3 lbs. filet of salmon, cod, halibut or other fish, poached

Meat (Choose 1)

5 lbs. roast chicken, cut into pieces

1 lb. carpaccio (thin-sliced raw beef tenderloin)

4 lbs. boned leg of lamb, roasted and sliced

Blanched Vegetables (Choose 2 or 3)

½ lb. snow peas or snap peas

½ lb. thin green beans

2 lbs. cauliflower

2 lbs. broccoli

2 lbs. thin asparagus

12 baby artichokes (choke removed) or canned artichoke hearts

1 lb. baby zucchini (or regular zucchini sliced into sticks)

1 lb. baby patty pan squash (or regular patty pan or summer squash cut into bite-size pieces)

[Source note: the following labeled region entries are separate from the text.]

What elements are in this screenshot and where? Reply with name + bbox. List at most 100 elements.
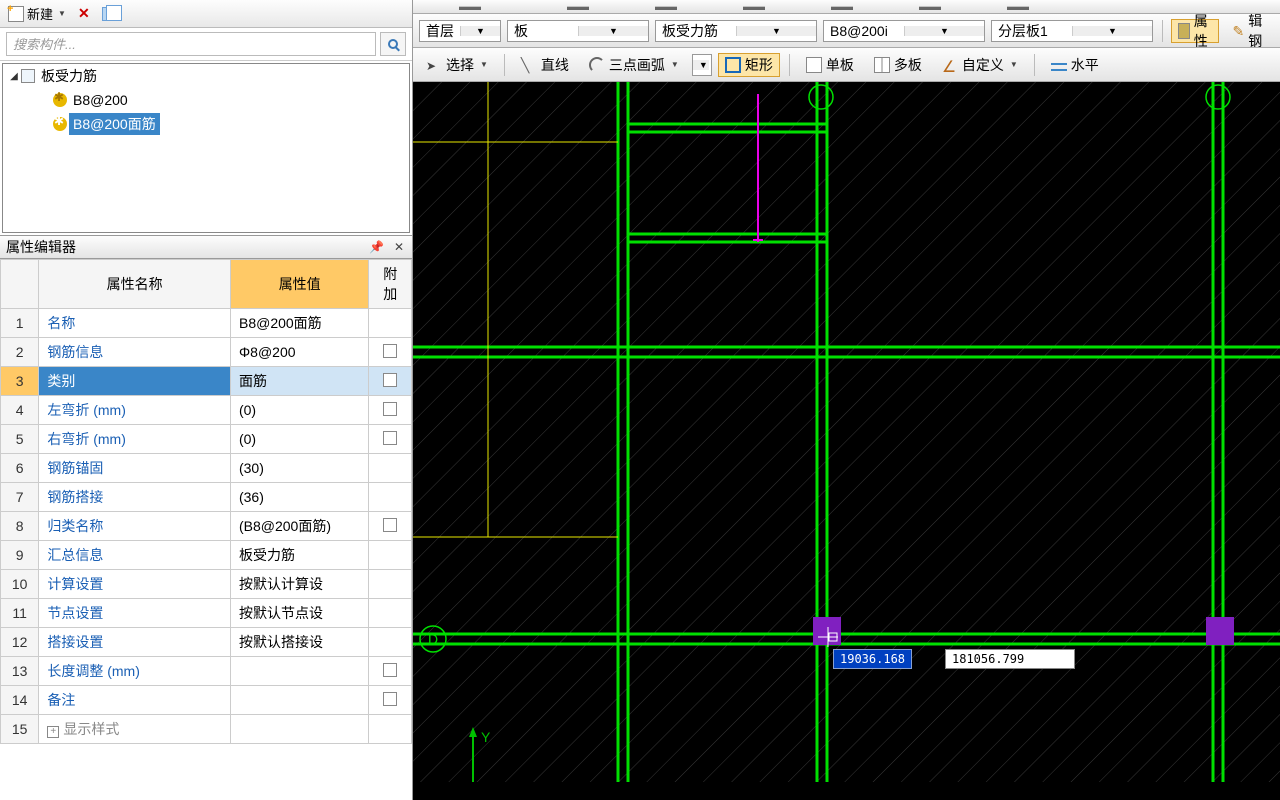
row-number: 12 [1,628,39,657]
prop-attach[interactable] [369,483,412,512]
prop-name: 类别 [39,367,231,396]
tree-item-selected[interactable]: B8@200面筋 [3,112,409,136]
table-row[interactable]: 11节点设置按默认节点设 [1,599,412,628]
prop-attach[interactable] [369,715,412,744]
property-editor-header: 属性编辑器 📌 ✕ [0,235,412,259]
spec-combo[interactable]: B8@200i▼ [823,20,985,42]
multi-label: 多板 [894,55,922,75]
type-combo[interactable]: 板受力筋▼ [655,20,817,42]
prop-value[interactable] [230,715,368,744]
empty-combo[interactable]: ▼ [692,54,712,76]
arc-button[interactable]: 三点画弧▼ [582,53,686,77]
copy-button[interactable] [98,5,120,23]
table-row[interactable]: 7钢筋搭接(36) [1,483,412,512]
property-button[interactable]: 属性 [1171,19,1219,43]
coord-readout-2: 181056.799 [945,649,1075,669]
custom-button[interactable]: 自定义▼ [935,53,1025,77]
prop-attach[interactable] [369,309,412,338]
th-name: 属性名称 [39,260,231,309]
table-row[interactable]: 8归类名称(B8@200面筋) [1,512,412,541]
prop-attach[interactable] [369,512,412,541]
table-row[interactable]: 4左弯折 (mm)(0) [1,396,412,425]
prop-name: 名称 [39,309,231,338]
row-number: 13 [1,657,39,686]
table-row[interactable]: 10计算设置按默认计算设 [1,570,412,599]
table-row[interactable]: 6钢筋锚固(30) [1,454,412,483]
tree-checkbox-icon[interactable] [21,69,35,83]
prop-name: 左弯折 (mm) [39,396,231,425]
table-row[interactable]: 14备注 [1,686,412,715]
search-button[interactable] [380,32,406,56]
table-row[interactable]: 2钢筋信息Φ8@200 [1,338,412,367]
table-row[interactable]: 9汇总信息板受力筋 [1,541,412,570]
component-tree[interactable]: ◢ 板受力筋 B8@200 B8@200面筋 [2,63,410,233]
new-button[interactable]: 新建 ▼ [4,2,70,25]
prop-value[interactable]: 面筋 [230,367,368,396]
chevron-down-icon: ▼ [904,26,984,36]
multi-board-button[interactable]: 多板 [867,53,929,77]
prop-attach[interactable] [369,338,412,367]
row-number: 5 [1,425,39,454]
prop-attach[interactable] [369,396,412,425]
prop-attach[interactable] [369,599,412,628]
prop-name: 钢筋搭接 [39,483,231,512]
prop-attach[interactable] [369,367,412,396]
prop-attach[interactable] [369,541,412,570]
prop-attach[interactable] [369,686,412,715]
row-number: 6 [1,454,39,483]
tree-item[interactable]: B8@200 [3,88,409,112]
table-row[interactable]: 15+显示样式 [1,715,412,744]
prop-value[interactable]: 按默认节点设 [230,599,368,628]
prop-value[interactable]: (B8@200面筋) [230,512,368,541]
prop-attach[interactable] [369,628,412,657]
drawing-canvas[interactable]: DY 19036.168 181056.799 [413,82,1280,800]
row-number: 2 [1,338,39,367]
prop-value[interactable]: (0) [230,425,368,454]
table-row[interactable]: 12搭接设置按默认搭接设 [1,628,412,657]
row-number: 8 [1,512,39,541]
prop-value[interactable] [230,657,368,686]
prop-value[interactable]: (30) [230,454,368,483]
rect-button[interactable]: 矩形 [718,53,780,77]
edit-rebar-button[interactable]: 编辑钢筋 [1225,19,1274,43]
prop-value[interactable]: 按默认计算设 [230,570,368,599]
prop-attach[interactable] [369,570,412,599]
search-input[interactable] [6,32,376,56]
floor-combo[interactable]: 首层▼ [419,20,501,42]
search-row [0,28,412,61]
prop-value[interactable]: B8@200面筋 [230,309,368,338]
layer-combo[interactable]: 分层板1▼ [991,20,1153,42]
close-icon[interactable]: ✕ [392,240,406,254]
tree-item-label: B8@200面筋 [69,113,160,135]
prop-value[interactable]: 板受力筋 [230,541,368,570]
select-button[interactable]: 选择▼ [419,53,495,77]
prop-value[interactable]: 按默认搭接设 [230,628,368,657]
chevron-down-icon: ▼ [460,26,500,36]
collapse-icon[interactable]: ◢ [9,71,19,82]
prop-value[interactable]: (0) [230,396,368,425]
prop-attach[interactable] [369,425,412,454]
chevron-down-icon: ▼ [1010,60,1018,69]
table-row[interactable]: 13长度调整 (mm) [1,657,412,686]
prop-value[interactable] [230,686,368,715]
prop-attach[interactable] [369,454,412,483]
table-row[interactable]: 1名称B8@200面筋 [1,309,412,338]
table-row[interactable]: 5右弯折 (mm)(0) [1,425,412,454]
prop-value[interactable]: (36) [230,483,368,512]
chevron-down-icon: ▼ [1072,26,1152,36]
line-button[interactable]: 直线 [514,53,576,77]
delete-button[interactable]: ✕ [74,3,94,24]
property-table-container: 属性名称 属性值 附加 1名称B8@200面筋2钢筋信息Φ8@2003类别面筋4… [0,259,412,800]
prop-attach[interactable] [369,657,412,686]
pin-icon[interactable]: 📌 [367,240,386,254]
th-rownum [1,260,39,309]
single-board-button[interactable]: 单板 [799,53,861,77]
prop-name: 归类名称 [39,512,231,541]
element-combo[interactable]: 板▼ [507,20,649,42]
left-toolbar: 新建 ▼ ✕ [0,0,412,28]
tree-root[interactable]: ◢ 板受力筋 [3,64,409,88]
table-row[interactable]: 3类别面筋 [1,367,412,396]
prop-value[interactable]: Φ8@200 [230,338,368,367]
horizontal-button[interactable]: 水平 [1044,53,1106,77]
toolbar-element-select: 首层▼ 板▼ 板受力筋▼ B8@200i▼ 分层板1▼ 属性 编辑钢筋 [413,14,1280,48]
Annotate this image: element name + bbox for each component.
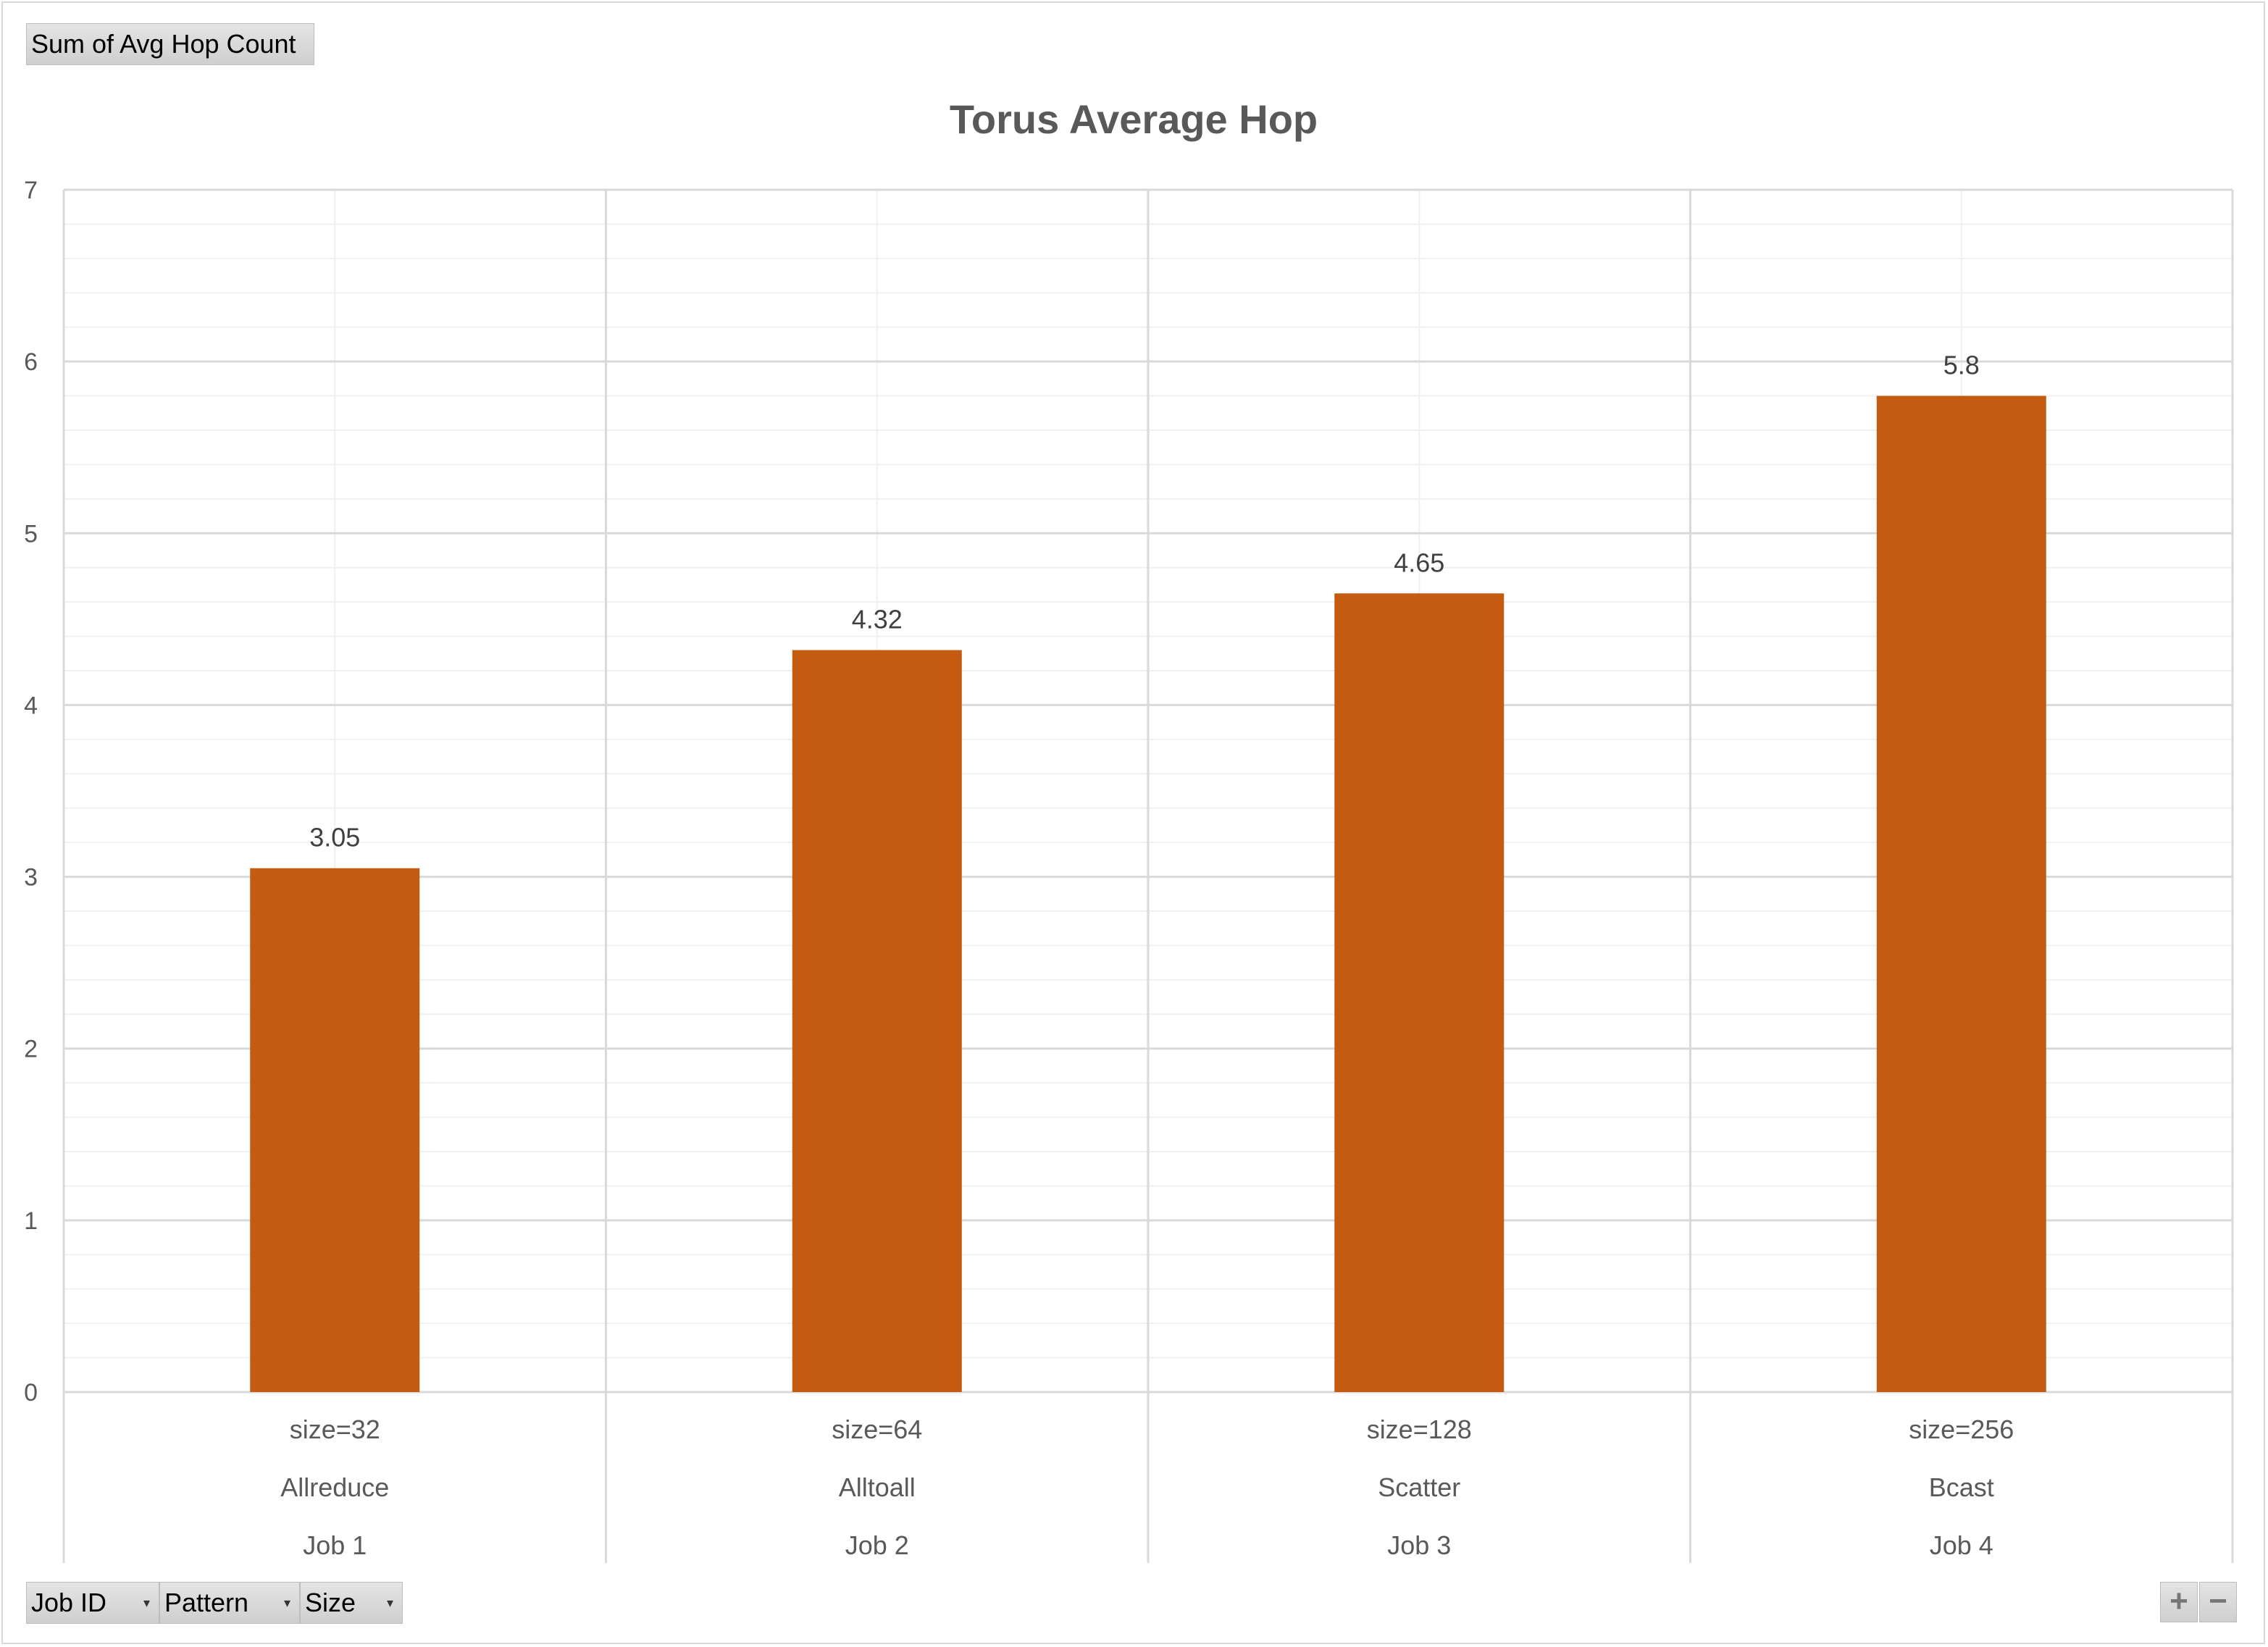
pattern-field-label: Pattern xyxy=(164,1588,249,1617)
size-label: size=256 xyxy=(1909,1415,2014,1444)
minor-gridlines xyxy=(64,190,2233,1392)
data-label: 5.8 xyxy=(1943,351,1980,380)
bar xyxy=(1334,593,1505,1393)
y-tick-label: 1 xyxy=(24,1207,38,1235)
dropdown-arrow-icon: ▾ xyxy=(386,1596,393,1610)
y-tick-label: 2 xyxy=(24,1036,38,1063)
job-label: Job 4 xyxy=(1930,1530,1993,1560)
pattern-field-button[interactable]: Pattern ▾ xyxy=(159,1582,300,1624)
bar xyxy=(250,868,420,1392)
size-field-button[interactable]: Size ▾ xyxy=(300,1582,403,1624)
plus-icon: + xyxy=(2169,1583,2188,1619)
y-tick-label: 7 xyxy=(24,177,38,204)
job-label: Job 3 xyxy=(1387,1530,1451,1560)
bar xyxy=(792,650,962,1392)
y-tick-label: 6 xyxy=(24,348,38,376)
y-tick-label: 3 xyxy=(24,864,38,892)
bar-series xyxy=(250,395,2046,1393)
y-axis-tick-labels: 0 1 2 3 4 5 6 7 xyxy=(24,177,38,1407)
size-field-label: Size xyxy=(305,1588,356,1617)
y-tick-label: 0 xyxy=(24,1379,38,1407)
minus-icon: − xyxy=(2209,1583,2227,1619)
job-label: Job 2 xyxy=(845,1530,909,1560)
data-label: 4.32 xyxy=(852,605,903,634)
job-label: Job 1 xyxy=(303,1530,367,1560)
pattern-label: Bcast xyxy=(1929,1472,1994,1502)
chart-title: Torus Average Hop xyxy=(950,96,1318,142)
y-tick-label: 5 xyxy=(24,520,38,548)
size-label: size=128 xyxy=(1367,1415,1472,1444)
dropdown-arrow-icon: ▾ xyxy=(283,1596,290,1610)
job-id-field-label: Job ID xyxy=(31,1588,107,1617)
collapse-field-button[interactable]: − xyxy=(2199,1582,2237,1622)
job-id-field-button[interactable]: Job ID ▾ xyxy=(26,1582,159,1624)
x-axis-category-labels: size=32 size=64 size=128 size=256 Allreduce A… xyxy=(280,1415,2014,1560)
pattern-label: Scatter xyxy=(1378,1472,1460,1502)
value-field-button[interactable]: Sum of Avg Hop Count xyxy=(26,23,314,65)
size-label: size=32 xyxy=(290,1415,380,1444)
data-labels: 3.05 4.32 4.65 5.8 xyxy=(309,351,1980,852)
data-label: 3.05 xyxy=(309,823,360,852)
pattern-label: Alltoall xyxy=(839,1472,916,1502)
y-tick-label: 4 xyxy=(24,692,38,719)
category-dividers xyxy=(62,190,2234,1563)
value-field-label: Sum of Avg Hop Count xyxy=(31,29,296,59)
bar xyxy=(1876,395,2046,1392)
pattern-label: Allreduce xyxy=(280,1472,389,1502)
dropdown-arrow-icon: ▾ xyxy=(143,1596,150,1610)
size-label: size=64 xyxy=(832,1415,922,1444)
expand-field-button[interactable]: + xyxy=(2160,1582,2198,1622)
data-label: 4.65 xyxy=(1394,548,1444,577)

To blanch, place in boiling water for just a couple of minutes and refresh in a bowl of ice water. Drain and store in refrigerator until ready to use.

Raw Vegetables (Choose 2 or 3)

1 pint basket cherry or grape tomatoes

1 lb. baby carrots

3 red, yellow and/or orange peppers, sliced

Bunch celery, cut into sticks

Other Options

12 hard-boiled eggs

6 medium beets, baked and peeled or from a can

Can of chick peas (garbanzo beans)

1 lb. boiled new potatoes

4 sweet potatoes boiled, peeled and cut into bite-size pieces

More Summer Recipes

From Our Readers' Kitchens

A reader writes: Do I have to worry about making anyone sick by using the raw egg yolks in the aioli recipe on NPR?

Bonny Wolf responds: I checked with both the American Egg Board and the U.S. Department of Agriculture and came away with this conclusion: There is a tiny risk of raw (or lightly cooked) eggs being contaminated with salmonella, just as there is with any raw animal food. If you do use raw eggs, be sure they've been properly refrigerated, are clean, fresh, grade AA or A eggs.

If you do want to cook the yolks before using you can try this suggestion from the American Egg Board:

In a heavy saucepan, stir together the egg yolks and liquid from the recipe (at least 2 tablespoons liquid per yolk). Cook over very low heat, stirring constantly, until the yolk mixture coats a metal spoon with a thin film, bubbles at the edges or reaches 160° F. Immediately place the saucepan in ice water and stir until the yolk mixture is cool. Proceed with the recipe.

You could probably use a little water as the liquid. Hope this helps.